Hasan, altı – yedi yaşlarında babasının öldürülmesine şahit olan, henüz çocuk yaşlarda bir karakterdir. Babasının(Halil), annesinin sevdiği adam Abbas tarafından öldürülmüş olması, bu olayı bir “namus” meselesi haline getirir. Romanda anlatılan ana konu, Hasan’ın üzerinde yaratılan “namusunu temizleme” konusu ile yüzleşme çabası üzerine kurulur.
Çocuk yaşta travmatik bir olay yaşayan, gördükleri ve etraftakilerin dayatmalarından etkilenen Hasan, sorunlu ve yorucu bir çocukluk geçirir. Bu onu, hayatındaki tek odak noktası “namus meselesi” olan, kimseye güvenmeyen, sessiz bir kişi haline getirir.

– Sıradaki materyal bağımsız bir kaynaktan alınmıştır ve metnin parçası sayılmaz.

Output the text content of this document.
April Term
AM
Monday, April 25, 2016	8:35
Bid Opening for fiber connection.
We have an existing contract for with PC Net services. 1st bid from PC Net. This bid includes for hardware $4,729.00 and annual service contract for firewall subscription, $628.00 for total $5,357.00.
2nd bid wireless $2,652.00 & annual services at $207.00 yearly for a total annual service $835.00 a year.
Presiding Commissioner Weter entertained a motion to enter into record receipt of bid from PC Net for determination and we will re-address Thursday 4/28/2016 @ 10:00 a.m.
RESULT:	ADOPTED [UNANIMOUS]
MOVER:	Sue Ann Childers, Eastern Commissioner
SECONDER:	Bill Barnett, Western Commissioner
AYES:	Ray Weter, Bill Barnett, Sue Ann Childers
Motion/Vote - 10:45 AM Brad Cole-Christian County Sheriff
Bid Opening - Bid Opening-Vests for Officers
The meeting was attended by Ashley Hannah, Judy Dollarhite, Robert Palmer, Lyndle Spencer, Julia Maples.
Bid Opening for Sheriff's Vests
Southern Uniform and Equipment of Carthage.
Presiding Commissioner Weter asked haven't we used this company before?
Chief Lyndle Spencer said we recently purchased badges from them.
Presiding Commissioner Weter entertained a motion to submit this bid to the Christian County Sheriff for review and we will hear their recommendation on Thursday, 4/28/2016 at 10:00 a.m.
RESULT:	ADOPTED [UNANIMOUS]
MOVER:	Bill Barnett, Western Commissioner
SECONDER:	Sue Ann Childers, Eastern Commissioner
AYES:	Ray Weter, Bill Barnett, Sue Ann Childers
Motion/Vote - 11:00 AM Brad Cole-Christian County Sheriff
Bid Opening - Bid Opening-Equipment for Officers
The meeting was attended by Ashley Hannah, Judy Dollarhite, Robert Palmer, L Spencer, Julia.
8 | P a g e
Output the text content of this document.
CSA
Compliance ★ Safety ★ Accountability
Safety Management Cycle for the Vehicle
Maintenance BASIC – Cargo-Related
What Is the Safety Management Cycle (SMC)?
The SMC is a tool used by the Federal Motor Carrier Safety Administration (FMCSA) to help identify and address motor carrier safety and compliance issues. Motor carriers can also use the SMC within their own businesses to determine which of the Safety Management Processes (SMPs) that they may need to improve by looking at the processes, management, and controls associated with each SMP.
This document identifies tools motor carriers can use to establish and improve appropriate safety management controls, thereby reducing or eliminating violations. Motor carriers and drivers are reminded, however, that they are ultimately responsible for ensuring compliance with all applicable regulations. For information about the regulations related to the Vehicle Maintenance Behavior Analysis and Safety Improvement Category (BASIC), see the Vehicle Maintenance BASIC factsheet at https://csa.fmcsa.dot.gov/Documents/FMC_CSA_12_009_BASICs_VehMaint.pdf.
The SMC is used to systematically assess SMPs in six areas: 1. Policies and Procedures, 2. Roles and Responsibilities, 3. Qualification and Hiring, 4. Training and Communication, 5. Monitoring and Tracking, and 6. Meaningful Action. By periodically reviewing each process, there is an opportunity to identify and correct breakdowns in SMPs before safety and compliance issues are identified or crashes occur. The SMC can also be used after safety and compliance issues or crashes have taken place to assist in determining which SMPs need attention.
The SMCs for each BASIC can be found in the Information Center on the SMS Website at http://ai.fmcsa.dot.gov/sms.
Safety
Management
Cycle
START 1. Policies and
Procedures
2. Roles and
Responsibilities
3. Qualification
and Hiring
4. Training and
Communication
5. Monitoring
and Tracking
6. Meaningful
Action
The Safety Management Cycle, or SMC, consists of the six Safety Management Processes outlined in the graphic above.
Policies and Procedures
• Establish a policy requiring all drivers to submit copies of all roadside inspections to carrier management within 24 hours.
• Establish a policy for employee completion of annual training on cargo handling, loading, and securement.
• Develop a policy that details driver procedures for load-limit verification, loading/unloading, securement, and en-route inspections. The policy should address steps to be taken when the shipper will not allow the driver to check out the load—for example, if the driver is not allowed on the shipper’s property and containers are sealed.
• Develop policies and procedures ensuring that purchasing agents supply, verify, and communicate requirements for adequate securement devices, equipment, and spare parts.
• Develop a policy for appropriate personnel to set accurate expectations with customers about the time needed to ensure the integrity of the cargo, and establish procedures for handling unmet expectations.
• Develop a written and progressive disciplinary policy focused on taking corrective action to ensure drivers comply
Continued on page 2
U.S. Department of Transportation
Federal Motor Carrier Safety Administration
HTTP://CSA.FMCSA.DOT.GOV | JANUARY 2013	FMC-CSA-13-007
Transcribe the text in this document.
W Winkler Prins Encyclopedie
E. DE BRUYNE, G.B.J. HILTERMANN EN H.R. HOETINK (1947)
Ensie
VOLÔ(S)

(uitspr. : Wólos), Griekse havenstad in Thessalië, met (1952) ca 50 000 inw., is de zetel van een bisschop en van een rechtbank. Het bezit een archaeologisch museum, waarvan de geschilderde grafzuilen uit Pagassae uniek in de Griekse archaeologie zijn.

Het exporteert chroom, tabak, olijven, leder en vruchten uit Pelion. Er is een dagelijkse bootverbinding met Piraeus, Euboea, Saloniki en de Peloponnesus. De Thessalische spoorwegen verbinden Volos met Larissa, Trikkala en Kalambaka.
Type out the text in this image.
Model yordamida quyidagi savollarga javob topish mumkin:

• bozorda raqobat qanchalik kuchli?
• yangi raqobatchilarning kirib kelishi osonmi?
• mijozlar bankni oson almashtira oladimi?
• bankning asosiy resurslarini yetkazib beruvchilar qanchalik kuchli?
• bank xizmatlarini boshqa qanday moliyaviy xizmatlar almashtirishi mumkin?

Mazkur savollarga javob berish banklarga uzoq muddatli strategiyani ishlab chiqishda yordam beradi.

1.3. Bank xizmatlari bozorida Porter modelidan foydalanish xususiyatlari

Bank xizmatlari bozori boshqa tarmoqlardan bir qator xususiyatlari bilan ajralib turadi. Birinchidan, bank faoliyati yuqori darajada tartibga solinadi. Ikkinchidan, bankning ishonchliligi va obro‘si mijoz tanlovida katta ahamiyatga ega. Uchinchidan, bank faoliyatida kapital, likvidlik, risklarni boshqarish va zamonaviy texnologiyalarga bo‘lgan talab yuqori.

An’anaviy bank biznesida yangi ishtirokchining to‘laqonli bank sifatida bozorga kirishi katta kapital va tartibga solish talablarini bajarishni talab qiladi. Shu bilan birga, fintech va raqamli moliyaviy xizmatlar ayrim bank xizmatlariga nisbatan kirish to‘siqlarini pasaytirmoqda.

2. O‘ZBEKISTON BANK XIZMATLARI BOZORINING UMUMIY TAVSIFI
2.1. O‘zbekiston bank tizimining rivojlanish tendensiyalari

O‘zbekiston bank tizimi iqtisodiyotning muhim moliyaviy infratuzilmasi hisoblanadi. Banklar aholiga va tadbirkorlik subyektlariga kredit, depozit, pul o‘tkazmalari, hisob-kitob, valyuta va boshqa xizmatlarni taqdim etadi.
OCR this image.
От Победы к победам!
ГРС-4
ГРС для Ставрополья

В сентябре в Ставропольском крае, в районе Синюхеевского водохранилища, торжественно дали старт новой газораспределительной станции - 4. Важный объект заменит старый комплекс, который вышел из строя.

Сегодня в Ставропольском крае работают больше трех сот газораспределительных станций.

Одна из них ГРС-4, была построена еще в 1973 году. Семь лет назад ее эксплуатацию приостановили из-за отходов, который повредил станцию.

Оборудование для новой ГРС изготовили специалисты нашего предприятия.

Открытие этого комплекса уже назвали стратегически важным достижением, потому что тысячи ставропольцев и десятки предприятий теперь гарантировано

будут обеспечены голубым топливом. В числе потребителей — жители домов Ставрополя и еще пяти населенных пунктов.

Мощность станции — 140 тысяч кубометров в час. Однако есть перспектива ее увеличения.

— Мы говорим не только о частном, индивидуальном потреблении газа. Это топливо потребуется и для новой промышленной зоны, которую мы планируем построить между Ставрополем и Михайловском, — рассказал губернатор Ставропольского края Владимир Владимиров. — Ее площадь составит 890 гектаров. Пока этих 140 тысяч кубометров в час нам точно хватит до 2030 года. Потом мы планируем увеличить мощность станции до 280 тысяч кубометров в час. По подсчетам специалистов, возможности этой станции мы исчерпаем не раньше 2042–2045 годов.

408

Hasan’ın iki seçeneği vardır: ya annesini öldürüp, yanlış bir töreyi, yanlış bir geleneği sürdürmeyi ve bu geleneği yaşatan toplumun bir parçası haline gelmeyi seçecek veya “doğru şeyi”, içinden geçeni yapıp annesinin yaşamasına izin verecektir.Romanın büyük bölümü annesini öldürmesi yönündeki beklentinin Hasan üzerinde yarattığı psikolojik buhranlar üzerinden ilerler.
Romanda namus algısını ve namus cinayetlerini eleştirmek dışında , böyle bir cinayet işlemek zorunda bırakılan bir çocuğun nasıl hissedeceğini okuyucuya anlatılır.